Si j’avais une fille un jour, je pourrais finir par être aussi ennuyeux que Neusch. J’avais entendu dire que les pères ne pouvaient pas résister à l’envie de protéger leurs petites filles attachantes, même si je ne ressentais pas encore cela.
« Oh, Maître Hiro, regarde ! La petite Elma était adorable ! »
« Hé ! »
« Chéri, il faut que tu regardes aussi celle-là.
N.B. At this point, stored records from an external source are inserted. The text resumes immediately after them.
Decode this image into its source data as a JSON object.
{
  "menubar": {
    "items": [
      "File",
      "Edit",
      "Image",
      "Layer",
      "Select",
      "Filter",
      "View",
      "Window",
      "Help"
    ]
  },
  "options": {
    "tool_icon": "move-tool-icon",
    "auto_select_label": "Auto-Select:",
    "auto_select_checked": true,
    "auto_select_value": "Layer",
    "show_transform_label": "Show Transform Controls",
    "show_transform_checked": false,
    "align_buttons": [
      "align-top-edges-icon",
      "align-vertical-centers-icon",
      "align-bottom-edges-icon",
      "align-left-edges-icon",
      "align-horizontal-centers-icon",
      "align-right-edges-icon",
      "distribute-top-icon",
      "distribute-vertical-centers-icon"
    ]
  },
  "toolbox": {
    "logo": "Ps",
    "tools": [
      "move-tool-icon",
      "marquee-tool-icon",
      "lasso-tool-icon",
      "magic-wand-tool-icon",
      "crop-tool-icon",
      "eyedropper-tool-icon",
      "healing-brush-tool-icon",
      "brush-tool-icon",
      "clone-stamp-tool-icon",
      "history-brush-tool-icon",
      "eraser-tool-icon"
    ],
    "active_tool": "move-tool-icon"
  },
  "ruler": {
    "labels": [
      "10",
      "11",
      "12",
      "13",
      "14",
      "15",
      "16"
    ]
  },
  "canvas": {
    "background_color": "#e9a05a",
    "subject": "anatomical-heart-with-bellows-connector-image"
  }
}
Elle est trop mignonne. »
« Elle était comme une petite poupée. »
Les filles m’appelaient, alors j’avais laissé les gars derrière moi et j’étais allé regarder les jolies photos de bébé d’Elma.
« A -Attends ! Ne fais pas ça ! Hiro, ne regarde pas ! »
« Ah, est-ce que quelqu’un est gêné ? »
« Laissez-moi partir ! »
Elma avait essayé de se précipiter pour m’arrêter, mais une des femmes de Willrose l’avait attrapée et l’avait empêchée de bouger. Je n’avais jamais eu l’occasion de regarder ces photos lors de notre dernière visite. C’était l’occasion ou jamais.
« Tu vois ? Regarde, Maître Hiro ! »
« Wow », avais-je dit. « C’était vraiment une enfant mignonne. »
La photo de la jeune Elma affichée sur la tablette de Mimi était la définition même de l’adorable. Elle avait des cheveux argentés, soyeux, longs jusqu’aux épaules, et d’adorables yeux ronds. La robe de princesse à froufrous qu’elle portait était tout simplement trop mignonne pour être supportée.
« Je parie que ces vêtements t’iraient encore bien. »
« Elma a effectivement des caractéristiques élégantes. »
« Bonne idée », avais-je accepté. « On lui offrira une robe comme ça un de ces jours. »
« Et si on essayait les magasins où tu m’as acheté des vêtements ? » proposa Mimi.
Hmm ? Maintenant que j’y pense, Mimi et moi étions allés dans un endroit comme celui-là lors d’un rendez-vous. Mais elle ne portait pas ces jolis vêtements gothiques de style Lolita à moins que je ne le lui demande, même si je m’étais donné la peine de les acheter… Je ne vais pas la forcer si elle n’aime pas elle-même ça.
« Bon sang, pourquoi ne pas acheter de beaux vêtements pour tout le monde ? »
« Hein ? Nous aussi ? » s’exclama Tina.
« Pour les petits comme nous, je ne pense pas que cela en vaille la peine », dit Wiska avec tristesse.
« Je ne suis pas d’accord sur ce point. Mei, tu veux participer ? »
« Si tu le souhaites, Maître. »
« Eh bien, je ne le ferai pas ! » cria Elma, mais je savais qu’elle était sensible à la pression de ses pairs. Si je lui demandais, elle finirait par céder, j’en étais certain. Honnêtement, j’avais l’impression que l’idée de se mettre sur son trente-et-un ne la dérangeait pas vraiment.
Nous avions passé une première journée animée, mais quelque peu paisible, au domaine des Willrose.
***
Partie 3
Le lendemain, j’avais — nous, plutôt — passé une matinée de détente dans la chambre d’hôtel.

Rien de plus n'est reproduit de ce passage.